There are three types of mitzvah tantz that get done. There’s the typical Hasidic family that does it, in which case the mitzvah tantz will be an hour-and-a-half or two hours. Then there are the people who come from a Hasidic family, but don’t really relate to it. They do it because it’s their custom to do one. Those take about an hour. Then there are the ones the rebbes do—for the Rebbe’s granddaughter or daughter or son—and those can last until six or seven in the morning. Hours and hours. I remember as a kid being at weddings for nine or 10 hours easy, because my mom would want to stay.
Over the years, as I looked into the mitzvah tantz, I found some sources that addressed it and talked about the beliefs. Some were written, but I’ve also asked Hasidic rebbes and rabbis about their thoughts on it.

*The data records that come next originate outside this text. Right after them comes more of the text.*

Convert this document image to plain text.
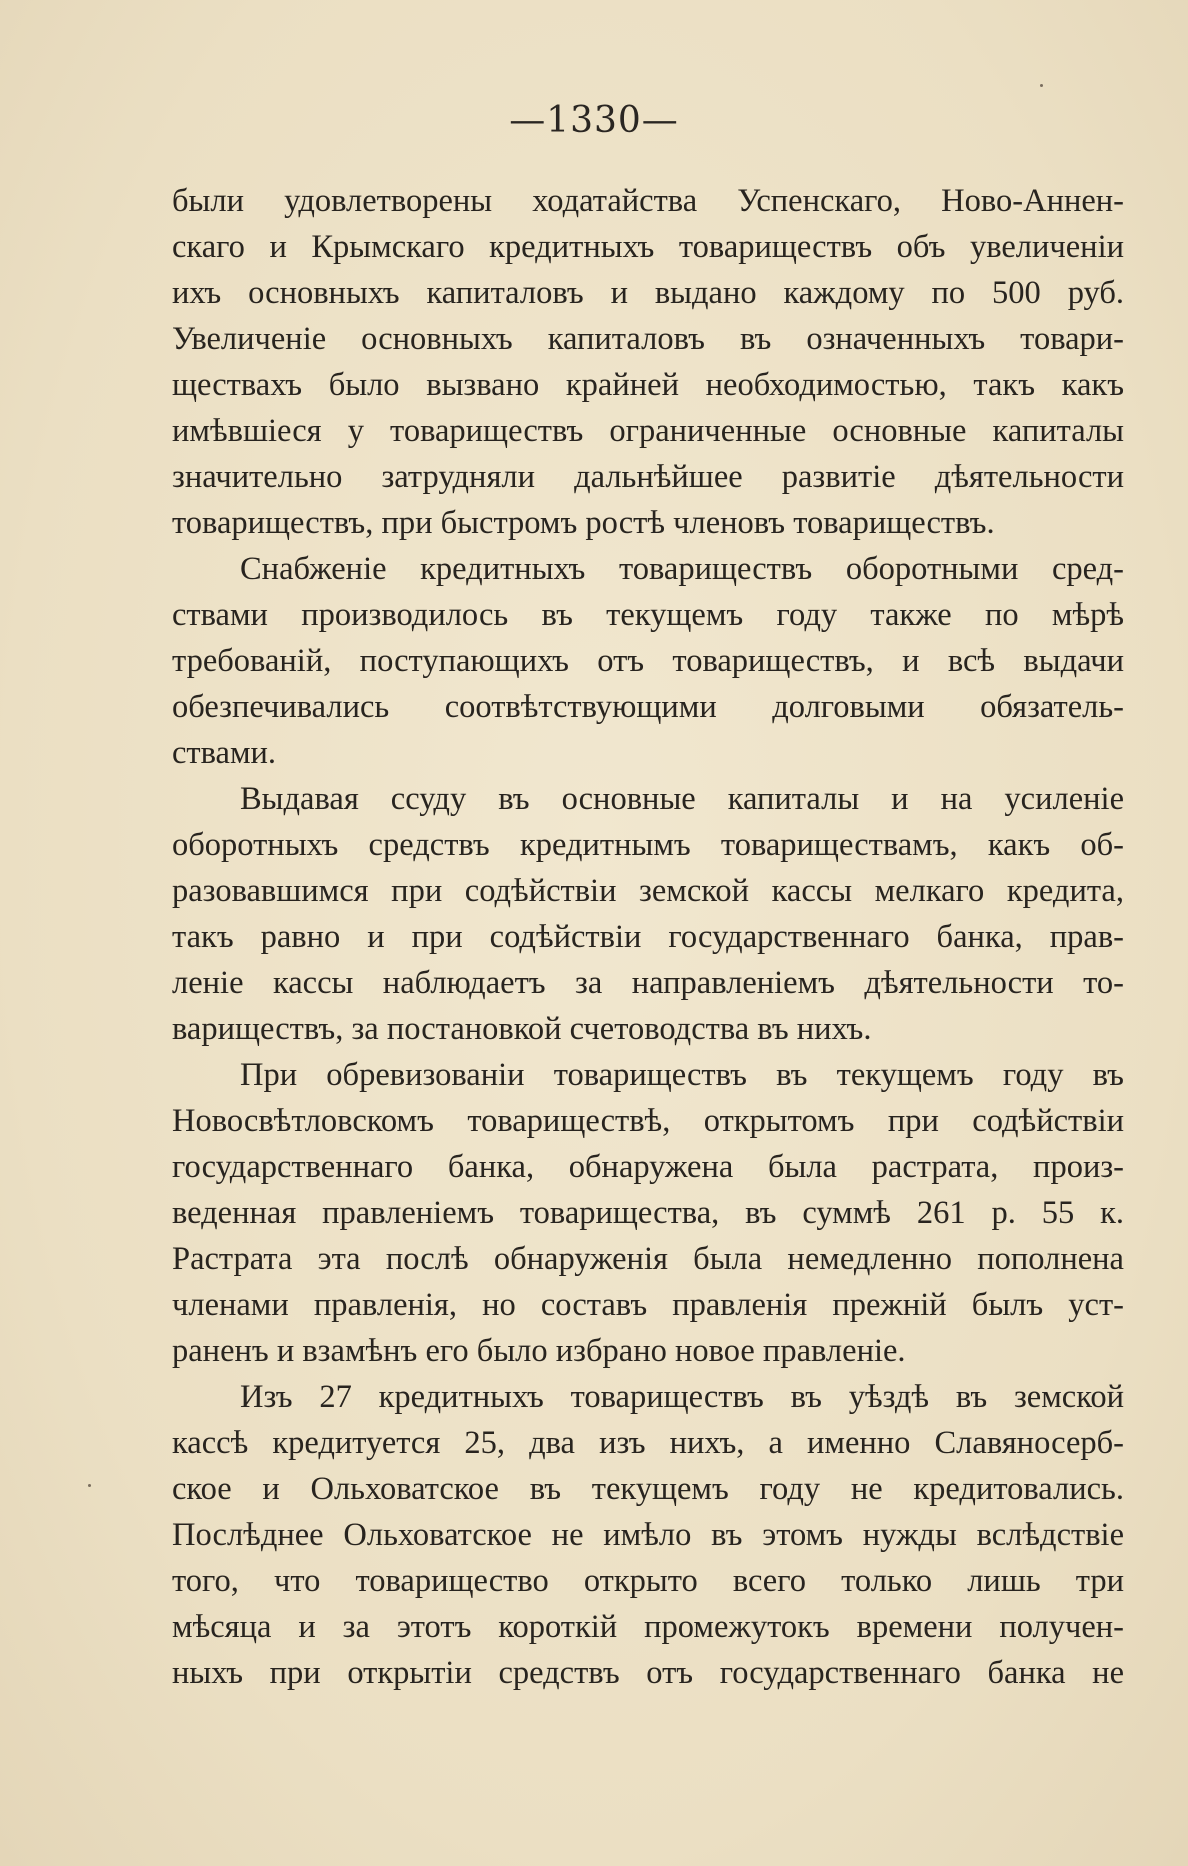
—1330—
были удовлетворены ходатайства Успенскаго, Ново-Аннен-
скаго и Крымскаго кредитныхъ товариществъ объ увеличенiи
ихъ основныхъ капиталовъ и выдано каждому по 500 руб.
Увеличенiе основныхъ капиталовъ въ означенныхъ товари-
ществахъ было вызвано крайней необходимостью, такъ какъ
имѣвшiеся у товариществъ ограниченные основные капиталы
значительно затрудняли дальнѣйшее развитiе дѣятельности
товариществъ, при быстромъ ростѣ членовъ товариществъ.
Снабженiе кредитныхъ товариществъ оборотными сред-
ствами производилось въ текущемъ году также по мѣрѣ
требованiй, поступающихъ отъ товариществъ, и всѣ выдачи
обезпечивались соотвѣтствующими долговыми обязатель-
ствами.
Выдавая ссуду въ основные капиталы и на усиленiе
оборотныхъ средствъ кредитнымъ товариществамъ, какъ об-
разовавшимся при содѣйствiи земской кассы мелкаго кредита,
такъ равно и при содѣйствiи государственнаго банка, прав-
ленiе кассы наблюдаетъ за направленiемъ дѣятельности то-
вариществъ, за постановкой счетоводства въ нихъ.
При обревизованiи товариществъ въ текущемъ году въ
Новосвѣтловскомъ товариществѣ, открытомъ при содѣйствiи
государственнаго банка, обнаружена была растрата, произ-
веденная правленiемъ товарищества, въ суммѣ 261 р. 55 к.
Растрата эта послѣ обнаруженiя была немедленно пополнена
членами правленiя, но составъ правленiя прежнiй былъ уст-
раненъ и взамѣнъ его было избрано новое правленiе.
Изъ 27 кредитныхъ товариществъ въ уѣздѣ въ земской
кассѣ кредитуется 25, два изъ нихъ, а именно Славяносерб-
ское и Ольховатское въ текущемъ году не кредитовались.
Послѣднее Ольховатское не имѣло въ этомъ нужды вслѣдствiе
того, что товарищество открыто всего только лишь три
мѣсяца и за этотъ короткiй промежутокъ времени получен-
ныхъ при открытiи средствъ отъ государственнаго банка не
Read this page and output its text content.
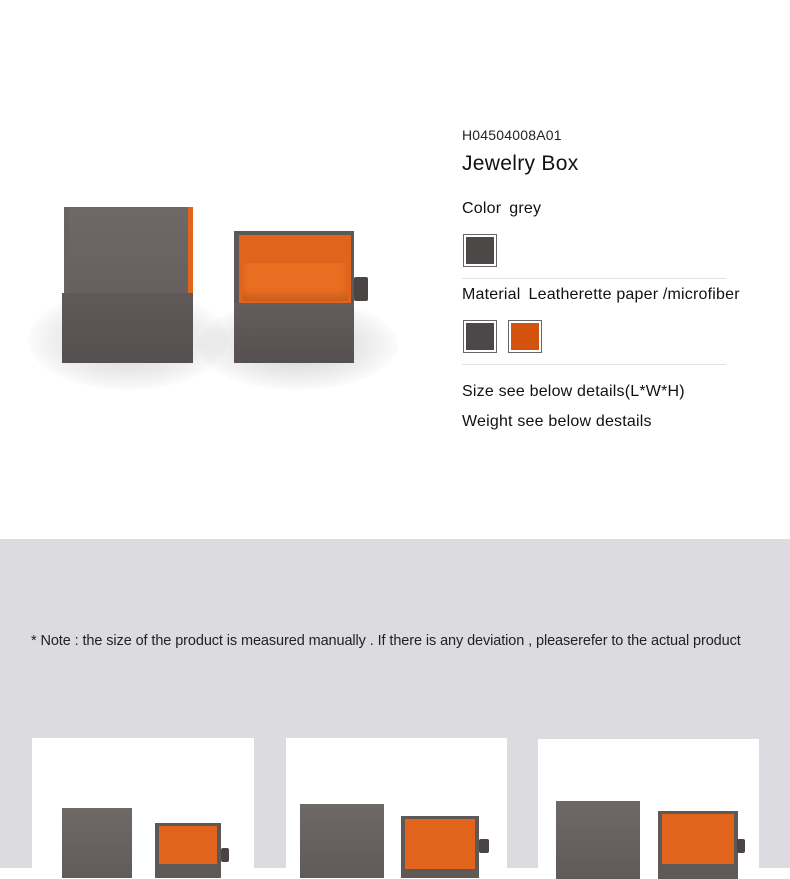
H04504008A01
Jewelry Box
Color grey
Material Leatherette paper /microfiber
Size see below details(L*W*H)
Weight see below destails
* Note : the size of the product is measured manually . If there is any deviation , pleaserefer to the actual product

Basically, there’s a mystical, Hasidic idea that what man does in this world is mirrored in the heavenly spheres above. There is also an idea that the masculine and the feminine attributes of God need to be unified in some way. The wedding symoolizes that. The mitzvah tantz is in effect a symbolic representation of these unified aspects of God, and so it is viewed as a very spiritual moment. If you look at these rabbis when they are dancing, they aren’t necessarily looking at the bride or interacting with her—some are in a way that is very respectful—because they treat it like they are encountering the divine at that moment. As much as it is a musical moment, it is a powerful spiritual moment, too, and they believe that they are accomplishing incredible spiritual things through doing this ritual.
What’s in the book?
It’s mostly transcriptions. I wrote a big essay at the front explaining the mitzvah tantz, the spiritual ideas behind it, different customs, the music, and how the songs are played. If you want a good collection of Hasidic music, to see what that’s about, whether or not you’re interested in the mitzvah tantz, the book is a wonderful collection of a lot of classic tunes as well as a lot of specialized songs.
It’s a powerful thing.
The Alter Rebbe [Rabbi Shneur Zalman of Liadi, the founder of Chabad] said that music is the pen of the soul. It speaks to us in ways that other things don’t. Hasidim say, “When you don’t have what to say, sing a nigun.” It doesn’t have words, but your heart says what it needs to say without words.